However, to our knowledge, no one has compared the power of LRT with the power of the correlation test (CT) with respect to design selection and its expected shrinkage. We therefore compared type 1 errors and power in detecting the effect of a continuous covariate using either the LRT or the CT based on EBEs according to various designs, along with various associated shrinkages.

Through an extensive Monte–Carlo simulation of a simple one-compartment PK model, we compared the performances of FOCEI and SAEM algorithms before evaluating the type 1 errors and powers of the tests to detect covariate influences on individual parameters. We also created several scenarios to vary the informativeness of the PK design and therefore the associated shrinkage.

Results

Figure 1 summarizes the different clinical trial simulations performed.

Figure 1.

Global scheme of the clinical trial simulations. CL, clearance; CT, correlation test; FOCEI, first-order conditional estimation with interaction; LRT, likelihood ratio test; SAEM, stochastic approximation expectation maximization; V, volume; WT, weight.

Algorithm performance

Figure 2 presents, for each scenario and each design with N = 500, the boxplots of relative errors on parameters estimated using either FOCEI or SAEM with NONMEM 7.2. SAEM always provided more accurate estimates than FOCEI, except for ω_ka in scenario 2. Estimates with the FOCEI algorithm were often slightly biased, mainly for volume (V), clearance (CL), ω_V, and ω_CL, and for residual error parameters.
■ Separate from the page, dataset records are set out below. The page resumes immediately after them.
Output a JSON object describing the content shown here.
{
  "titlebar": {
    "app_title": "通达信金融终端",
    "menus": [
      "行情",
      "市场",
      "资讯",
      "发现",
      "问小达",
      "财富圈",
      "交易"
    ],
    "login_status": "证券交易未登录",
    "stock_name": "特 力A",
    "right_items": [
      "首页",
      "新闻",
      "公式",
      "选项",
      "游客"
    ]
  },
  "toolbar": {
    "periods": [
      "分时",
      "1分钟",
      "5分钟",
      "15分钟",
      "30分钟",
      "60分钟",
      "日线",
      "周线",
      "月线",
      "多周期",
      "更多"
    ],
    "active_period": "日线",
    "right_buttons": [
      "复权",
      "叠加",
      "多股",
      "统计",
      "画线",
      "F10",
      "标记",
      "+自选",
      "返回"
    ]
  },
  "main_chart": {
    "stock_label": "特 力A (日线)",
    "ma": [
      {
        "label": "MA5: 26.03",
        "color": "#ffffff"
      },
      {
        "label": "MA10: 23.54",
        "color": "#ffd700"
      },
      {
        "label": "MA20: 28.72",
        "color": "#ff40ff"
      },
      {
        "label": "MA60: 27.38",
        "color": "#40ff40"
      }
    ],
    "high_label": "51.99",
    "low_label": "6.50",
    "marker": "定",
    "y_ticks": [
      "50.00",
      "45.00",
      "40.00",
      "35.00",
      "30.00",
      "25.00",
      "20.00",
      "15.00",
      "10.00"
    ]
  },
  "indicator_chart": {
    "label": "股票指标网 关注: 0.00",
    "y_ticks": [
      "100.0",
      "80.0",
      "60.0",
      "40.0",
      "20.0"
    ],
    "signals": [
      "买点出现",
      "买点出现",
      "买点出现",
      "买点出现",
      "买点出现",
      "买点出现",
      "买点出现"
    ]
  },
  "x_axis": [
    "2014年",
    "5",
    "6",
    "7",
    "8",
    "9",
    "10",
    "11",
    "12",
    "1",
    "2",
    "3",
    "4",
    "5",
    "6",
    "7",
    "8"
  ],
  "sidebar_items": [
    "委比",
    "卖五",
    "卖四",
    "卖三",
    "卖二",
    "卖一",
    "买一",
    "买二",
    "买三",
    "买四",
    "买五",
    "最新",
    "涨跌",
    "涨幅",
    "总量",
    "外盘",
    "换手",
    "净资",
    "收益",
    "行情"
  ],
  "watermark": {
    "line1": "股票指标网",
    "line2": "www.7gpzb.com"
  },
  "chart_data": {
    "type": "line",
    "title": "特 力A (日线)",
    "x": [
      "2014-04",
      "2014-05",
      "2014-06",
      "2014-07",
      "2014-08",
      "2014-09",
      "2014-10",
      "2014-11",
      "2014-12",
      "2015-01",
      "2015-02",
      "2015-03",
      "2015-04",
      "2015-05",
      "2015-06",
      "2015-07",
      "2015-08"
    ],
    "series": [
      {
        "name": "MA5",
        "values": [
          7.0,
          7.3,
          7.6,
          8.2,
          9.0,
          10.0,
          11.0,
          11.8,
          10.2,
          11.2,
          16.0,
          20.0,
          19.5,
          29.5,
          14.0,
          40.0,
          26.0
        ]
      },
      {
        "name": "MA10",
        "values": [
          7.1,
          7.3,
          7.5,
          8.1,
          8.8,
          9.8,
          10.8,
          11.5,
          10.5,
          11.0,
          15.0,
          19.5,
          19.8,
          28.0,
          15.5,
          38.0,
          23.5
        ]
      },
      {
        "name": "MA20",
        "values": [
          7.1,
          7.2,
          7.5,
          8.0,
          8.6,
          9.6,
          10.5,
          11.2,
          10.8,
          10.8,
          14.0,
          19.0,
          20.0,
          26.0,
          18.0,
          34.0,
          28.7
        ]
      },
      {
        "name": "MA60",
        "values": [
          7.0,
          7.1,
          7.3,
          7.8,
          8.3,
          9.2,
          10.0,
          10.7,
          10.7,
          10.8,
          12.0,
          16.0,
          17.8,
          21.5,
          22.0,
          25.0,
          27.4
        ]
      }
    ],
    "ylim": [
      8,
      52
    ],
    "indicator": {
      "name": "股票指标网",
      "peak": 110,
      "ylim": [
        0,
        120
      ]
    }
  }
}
Bias was more marked for designs D2 and D3. Median values of relative errors using SAEM were less influenced by the design and were always close to 0%.

Figure 2.

Boxplot of relative error (RE; %) on estimated fixed effects (top) without covariate effect, random effects (middle), and residual error parameters (bottom) according to scenario 1 or 2, the design, and the estimation algorithms. Boxplots represent the median, quartiles, and 5–95% percentiles. Colors stand for the design and the scenario. For the same color, the dark areas represent the first-order conditional estimation with interaction algorithm and the pale areas denote the stochastic approximation expectation maximization algorithm. Sc., scenario.

Considering that SAEM gave more accurate estimates than FOCEI, only SAEM power estimates are presented below. FOCEI power estimates are available in the Supplementary Materials online.

Prediction of shrinkage

Figure 3 shows predicted shrinkage vs. boxplots of observed shrinkage on V (left) and CL (right) for each design and each scenario without covariate effect. The simulated scenarios generated predicted shrinkage values that increased from D5 to D2. Confirming previous results,⁹ M_BF gave a good prediction of observed shrinkage. The boxplots were closely centered on the identity line, with small deviations for low shrinkages, for which there was a trend to predict lower shrinkages (but by less than or around 10% from median values of observed shrinkage).

Figure 3.

Predicted shrinkage (%) value vs. boxplot of observed shrinkage (%) with the stochastic approximation expectation maximization algorithm for the 1,000 replicates without covariate effect, for parameters volume (V) and clearance (CL), each design, and scenarios 1 or 2. Colors stand for the design and the scenario. Sc., scenario.

Evaluation of tests

Figure 4 presents the boxplot of the error on β estimates for each scenario, design, and covariate effect. The covariate effect was always correctly estimated. When comparing the effect of the total number of subjects, the boxplots clearly show an increase in the SD of estimates with decrease in number of subjects.

Figure 4.

Boxplot of error on the estimated β value with the stochastic approximation expectation maximization algorithm and for a covariate effect on volume (V), according to scenarios 1 or 2, the design, the simulated covariate effect value, and the number of subjects. Boxplots represent the median, quartiles, and 5–95% percentiles. Colors stand for the design and the scenario. For D5, pale and dark areas are used, respectively, for designs with 500 and 200 subjects. Sc., scenario.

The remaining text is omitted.